Lectio magistralis “Mozart era un massone”, stasera allo Spasimo di Palermo

Nel programma una serie di interventi musicali che coinvolgeranno anche il pianista Piero Barbareschi e il tenore Erlendur Tor Elvarsson

PALERMO – Wolfgang Amadeus Mozart era un massone. Il suo percorso spirituale e intellettuale ha influenzato decisamente la sua produzione creando un vero e proprio repertorio musicale massonico. 

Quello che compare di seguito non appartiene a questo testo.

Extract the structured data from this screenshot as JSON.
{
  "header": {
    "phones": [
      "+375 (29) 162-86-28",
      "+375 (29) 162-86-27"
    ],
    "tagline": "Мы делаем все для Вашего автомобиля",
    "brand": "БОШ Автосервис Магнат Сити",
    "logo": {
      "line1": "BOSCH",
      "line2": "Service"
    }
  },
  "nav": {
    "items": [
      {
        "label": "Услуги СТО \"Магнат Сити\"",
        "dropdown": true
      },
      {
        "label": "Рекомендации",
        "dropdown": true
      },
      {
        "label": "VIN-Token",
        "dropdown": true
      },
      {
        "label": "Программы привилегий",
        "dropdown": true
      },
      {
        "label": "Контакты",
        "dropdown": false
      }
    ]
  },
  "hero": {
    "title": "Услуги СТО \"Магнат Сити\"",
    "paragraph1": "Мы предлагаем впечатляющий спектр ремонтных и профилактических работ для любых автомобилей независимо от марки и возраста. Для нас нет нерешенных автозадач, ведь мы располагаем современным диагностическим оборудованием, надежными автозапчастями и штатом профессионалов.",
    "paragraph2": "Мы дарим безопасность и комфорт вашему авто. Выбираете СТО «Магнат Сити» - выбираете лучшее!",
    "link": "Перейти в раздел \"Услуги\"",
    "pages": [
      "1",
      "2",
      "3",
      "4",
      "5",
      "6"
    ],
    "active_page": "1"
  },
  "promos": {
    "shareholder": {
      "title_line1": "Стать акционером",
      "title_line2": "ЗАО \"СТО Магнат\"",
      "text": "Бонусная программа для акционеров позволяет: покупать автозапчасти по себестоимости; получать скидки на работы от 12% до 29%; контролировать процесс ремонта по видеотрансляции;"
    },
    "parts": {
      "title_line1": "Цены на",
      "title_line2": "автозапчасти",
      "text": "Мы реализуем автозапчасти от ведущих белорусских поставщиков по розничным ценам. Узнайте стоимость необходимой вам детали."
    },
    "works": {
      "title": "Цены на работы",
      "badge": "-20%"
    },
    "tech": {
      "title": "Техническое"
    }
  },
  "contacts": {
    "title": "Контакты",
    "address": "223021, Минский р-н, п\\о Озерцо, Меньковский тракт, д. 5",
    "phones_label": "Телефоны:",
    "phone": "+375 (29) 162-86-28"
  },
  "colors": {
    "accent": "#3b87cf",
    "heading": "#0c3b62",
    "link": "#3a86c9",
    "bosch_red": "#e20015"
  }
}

Oggi alle 21 all’interno del Complesso monumentale di Santa Maria dello Spasimo di Palermo, una lectio magistralis di musica e parole condotta da Giacomo Fornari, direttore del Conservatorio “Claudio Monteverdi” di Bolzano e membro dell’Akademie für Mozartforschung di Salisburgo, guiderà i presenti in un viaggio tra le maglie della vita (conosciuta e non) di Mozart. L’evento che rientra nel calendario delle attività previste per Estate allo Spasimo 2019, patrocinato dal Comune di Palermo, è organizzato dal Consiglio dei Maestri Venerabili dell’Oriente di Palermo – Grande Oriente d’Italia. La lectio magistralis, introdotta dal maestro Marco Betta, ha nel suo programma una serie di interventi musicali che coinvolgeranno anche altri due relatori, il pianista Piero Barbareschi e il tenore Erlendur Tor Elvarsson

Appena arrivato a Vienna, Mozart venne iniziato alle arti massoniche. Fratello della Loggia zur wahren Eintracht (Alla nuova speranza incoronata ndr.) dove fu iniziato anche il padre Leopold. A lui si deve l’invenzione di un linguaggio musicale capace di tradurre la simbologia in un’esperienza sonora unica e irripetibile. Ascoltare Il Flauto Magico per credere.